In a box containing $10$ bulbs, $2$ are defective. What is the probability that among $5$ bulbs chosen at random, none is defective.
$5$ bulbs can be chosen from $10$ bulbs in
${^{10}}{C}_{5} = \dfrac{10!}{5! \times 5!} = \dfrac{10 \times 9 \times 8 \times 7 \times 6}{5 \times 4 \times 3 \times 2 \times 1} = 252$ ways
$\therefore \;$ Number of elements in sample space $S = n\left(S\right) = 252$
$\because \;$ $2$ bulbs are defective, number of bulbs which are not defective $= 8$
Let $A$ be the event of selecting $5$ bulbs which are not defective.
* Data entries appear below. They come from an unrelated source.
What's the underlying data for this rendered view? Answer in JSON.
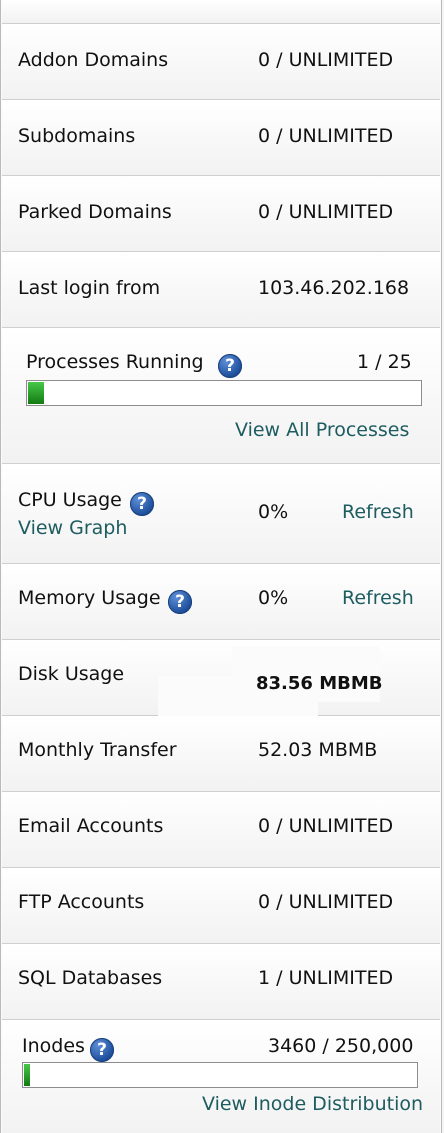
{
  "stats": {
    "addon_domains": {
      "label": "Addon Domains",
      "value": "0 / UNLIMITED"
    },
    "subdomains": {
      "label": "Subdomains",
      "value": "0 / UNLIMITED"
    },
    "parked_domains": {
      "label": "Parked Domains",
      "value": "0 / UNLIMITED"
    },
    "last_login": {
      "label": "Last login from",
      "value": "103.46.202.168"
    },
    "processes": {
      "label": "Processes Running",
      "value": "1 / 25",
      "link": "View All Processes",
      "fill_percent": 4
    },
    "cpu": {
      "label": "CPU Usage",
      "value": "0%",
      "refresh": "Refresh",
      "graph": "View Graph"
    },
    "memory": {
      "label": "Memory Usage",
      "value": "0%",
      "refresh": "Refresh"
    },
    "disk": {
      "label": "Disk Usage",
      "value": "83.56 MBMB"
    },
    "monthly_transfer": {
      "label": "Monthly Transfer",
      "value": "52.03 MBMB"
    },
    "email_accounts": {
      "label": "Email Accounts",
      "value": "0 / UNLIMITED"
    },
    "ftp_accounts": {
      "label": "FTP Accounts",
      "value": "0 / UNLIMITED"
    },
    "sql_databases": {
      "label": "SQL Databases",
      "value": "1 / UNLIMITED"
    },
    "inodes": {
      "label": "Inodes",
      "value": "3460 / 250,000",
      "link": "View Inode Distribution",
      "fill_percent": 1.4
    }
  },
  "icons": {
    "help": "question-mark-help-icon"
  },
  "colors": {
    "link": "#1d5c5f",
    "bar_fill": "#27a427",
    "help_icon": "#2a5db0"
  }
}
Now, $5$ bulbs can be selected from $8$ non-defective bulbs in
${^{8}}{C}_{5} = \dfrac{8!}{3! \times 5!} = \dfrac{8 \times 7 \times 6}{3 \times 2 \times 1} = 56$ ways
$\therefore \;$ Number of elements in $A = n\left(A\right) = 56$
$\therefore \;$ Probability of event $A = P\left(A\right) = \dfrac{n\left(A\right)}{n \left(S\right)} = \dfrac{56}{252} = \dfrac{2}{9}$